Um relatório oficial da ONU divulgado na quarta-feira diz que o Irã rejeita os apelos pela libertação de todos os presos políticos e por um inquérito internacional sobre a violência registrada depois da polêmica eleição presidencial de junho.
De acordo com o relatório, a República Islâmica se recusa também a abolir a pena de morte e a criminalizar a prática da tortura.
– Ao rejeitar recomendações específicas feitas por dúzias de países, as autoridades iranianas demonstraram – disse Hassiba Hadj Sahraoui, subdiretora da Anistia para Oriente Médio e Norte da África.
– Ao prometer considerar as recomendações para eliminar a execução de menores infratores, as autoridades iranianas estão cinicamente camuflando suas obrigações, existentes sob a Convenção para os Direitos da Criança, de não executar menores infratores – disse.
Apesar de aceitar a recomendação da Holanda para "tomar medidas que assegurem que nenhuma tortura ou outro tratamento ou punição cruel, desumano ou degradante ocorra", o Irã rejeitou outra proposta, da Espanha, para assinar um pacto antitortura da ONU.

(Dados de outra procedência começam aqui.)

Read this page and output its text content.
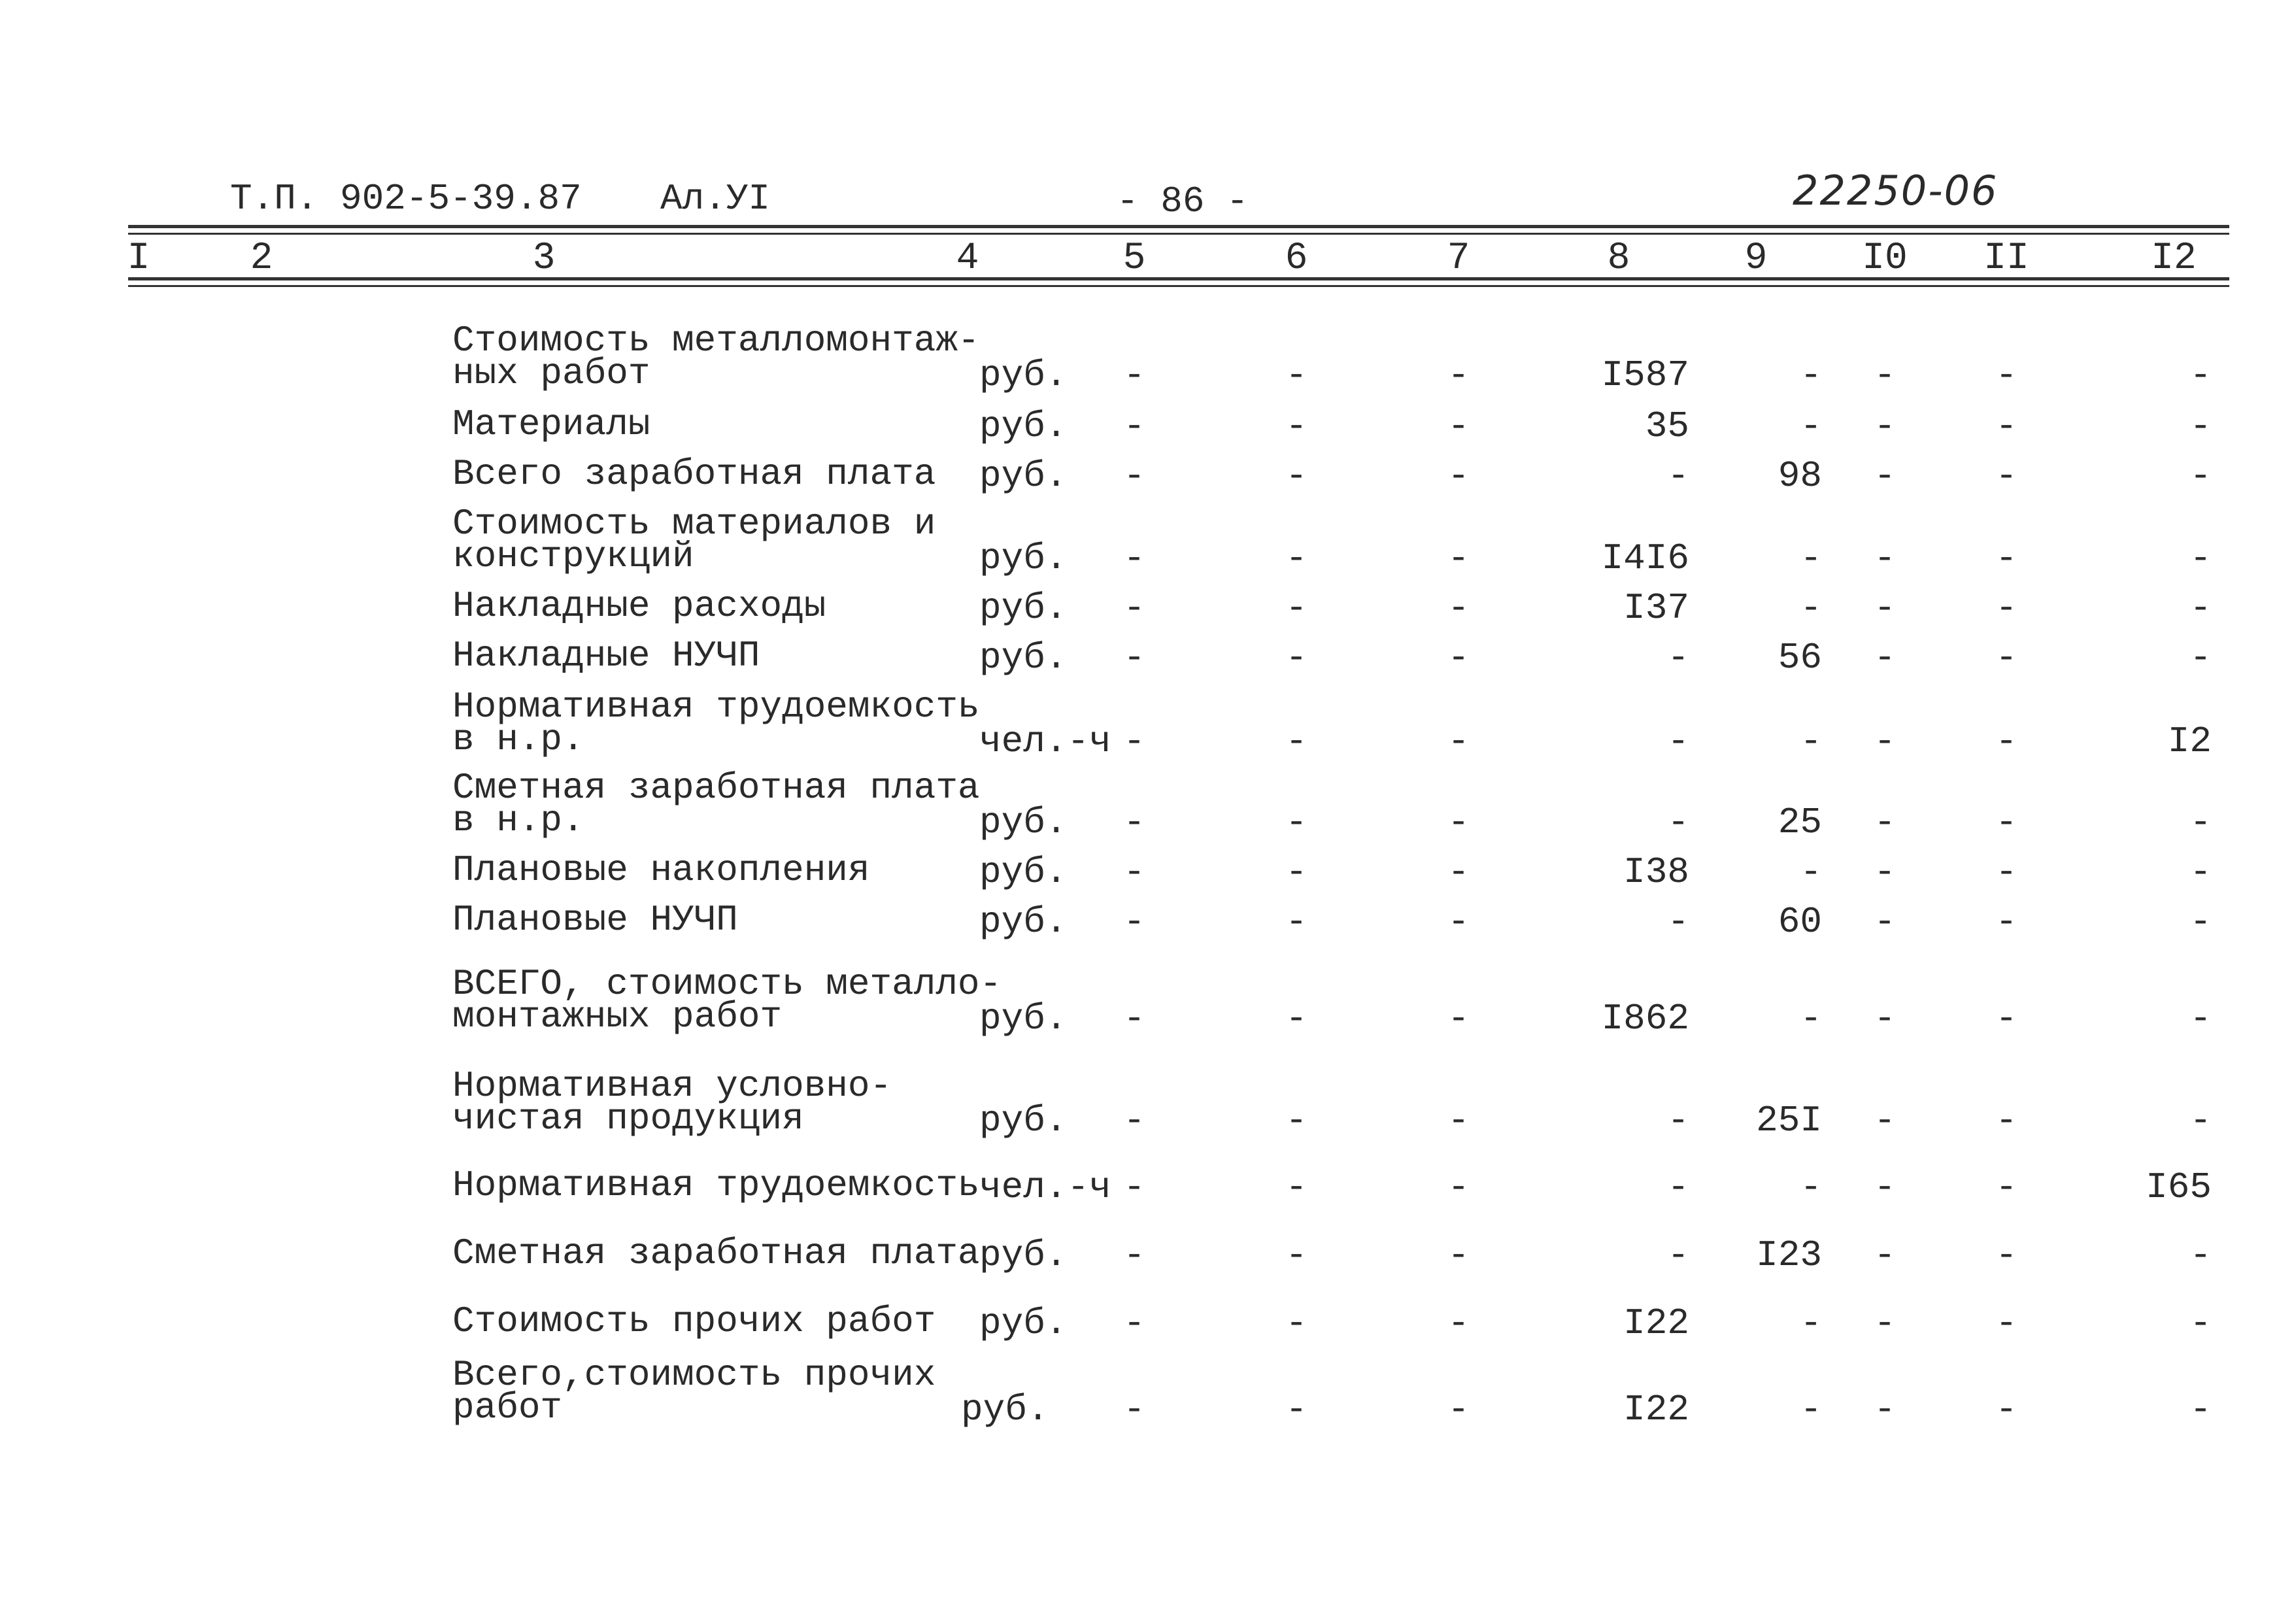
Т.П. 902-5-39.87 Ал.УI	- 86 -	22250-06
I	2	3	4	5	6	7	8	9 I0 II	I2
Стоимость металломонтаж-
ных работ	руб. -	-	-	I587	- -	-	-
Материалы	руб. -	-	-	35	- -	-	-
Всего заработная плата руб. -	-	-	- 98 -	-	-
Стоимость материалов и
конструкций	руб. -	-	-	I4I6	- -	-	-
Накладные расходы	руб. -	-	-	I37	- -	-	-
Накладные НУЧП	руб. -	-	-	- 56 -	-	-
Нормативная трудоемкость
в н.р.	чел.-ч -	-	-	-	- -	-	I2
Сметная заработная плата
в н.р.	руб. -	-	-	- 25 -	-	-
Плановые накопления	руб. -	-	-	I38	- -	-	-
Плановые НУЧП	руб. -	-	-	- 60 -	-	-
ВСЕГО, стоимость металло-
монтажных работ	руб. -	-	-	I862	- -	-	-
Нормативная условно-
чистая продукция	руб. -	-	-	- 25I -	-	-
Нормативная трудоемкость чел.-ч -	-	-	-	- -	-	I65
Сметная заработная плата руб. -	-	-	- I23 -	-	-
Стоимость прочих работ руб. -	-	-	I22	- -	-	-
Всего,стоимость прочих
работ	руб. -	-	-	I22	- -	-	-
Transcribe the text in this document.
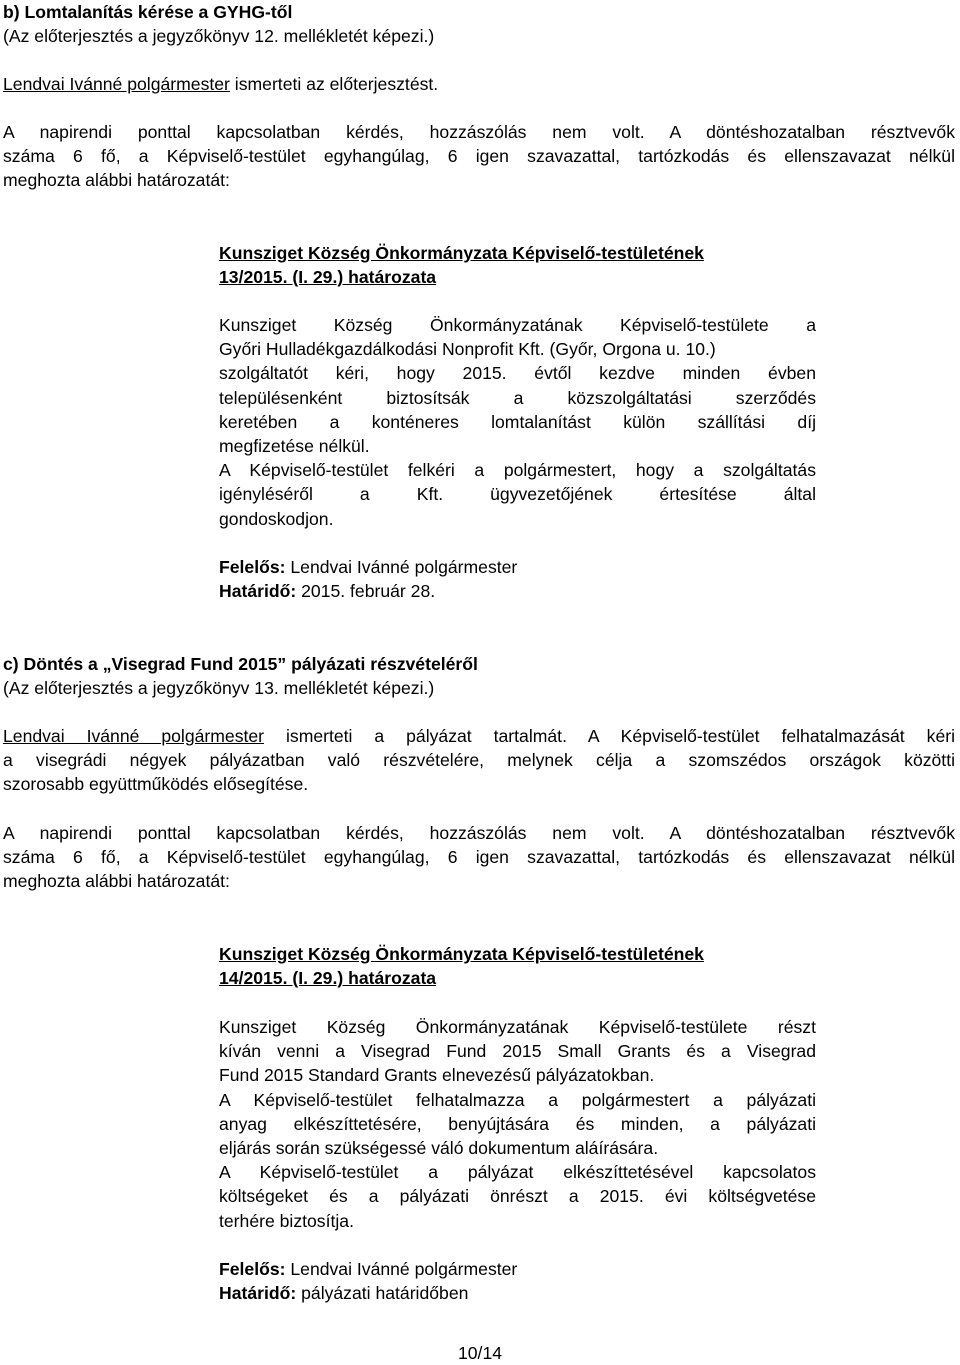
b) Lomtalanítás kérése a GYHG-től
(Az előterjesztés a jegyzőkönyv 12. mellékletét képezi.)
Lendvai Ivánné polgármester ismerteti az előterjesztést.
A napirendi ponttal kapcsolatban kérdés, hozzászólás nem volt. A döntéshozatalban résztvevők
száma 6 fő, a Képviselő-testület egyhangúlag, 6 igen szavazattal, tartózkodás és ellenszavazat nélkül
meghozta alábbi határozatát:
Kunsziget Község Önkormányzata Képviselő-testületének
13/2015. (I. 29.) határozata
Kunsziget Község Önkormányzatának Képviselő-testülete a
Győri Hulladékgazdálkodási Nonprofit Kft. (Győr, Orgona u. 10.)
szolgáltatót kéri, hogy 2015. évtől kezdve minden évben
településenként biztosítsák a közszolgáltatási szerződés
keretében a konténeres lomtalanítást külön szállítási díj
megfizetése nélkül.
A Képviselő-testület felkéri a polgármestert, hogy a szolgáltatás
igényléséről a Kft. ügyvezetőjének értesítése által
gondoskodjon.
Felelős: Lendvai Ivánné polgármester
Határidő: 2015. február 28.
c) Döntés a „Visegrad Fund 2015” pályázati részvételéről
(Az előterjesztés a jegyzőkönyv 13. mellékletét képezi.)
Lendvai Ivánné polgármester ismerteti a pályázat tartalmát. A Képviselő-testület felhatalmazását kéri
a visegrádi négyek pályázatban való részvételére, melynek célja a szomszédos országok közötti
szorosabb együttműködés elősegítése.
A napirendi ponttal kapcsolatban kérdés, hozzászólás nem volt. A döntéshozatalban résztvevők
száma 6 fő, a Képviselő-testület egyhangúlag, 6 igen szavazattal, tartózkodás és ellenszavazat nélkül
meghozta alábbi határozatát:
Kunsziget Község Önkormányzata Képviselő-testületének
14/2015. (I. 29.) határozata
Kunsziget Község Önkormányzatának Képviselő-testülete részt
kíván venni a Visegrad Fund 2015 Small Grants és a Visegrad
Fund 2015 Standard Grants elnevezésű pályázatokban.
A Képviselő-testület felhatalmazza a polgármestert a pályázati
anyag elkészíttetésére, benyújtására és minden, a pályázati
eljárás során szükségessé váló dokumentum aláírására.
A Képviselő-testület a pályázat elkészíttetésével kapcsolatos
költségeket és a pályázati önrészt a 2015. évi költségvetése
terhére biztosítja.
Felelős: Lendvai Ivánné polgármester
Határidő: pályázati határidőben
10/14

A Anistia disse que o grande número de contradições entre as 123 recomendações aceitas pelos iranianos e as 45 rejeitadas deixam dúvidas sobre a disposição do país em realmente implementar as medidas com as quais concordou.
– Para que os direitos humanos realmente melhorem no Irã, as autoridades devem acabar com o discurso duplo e tomar medidas concretas – disse Sahraoui.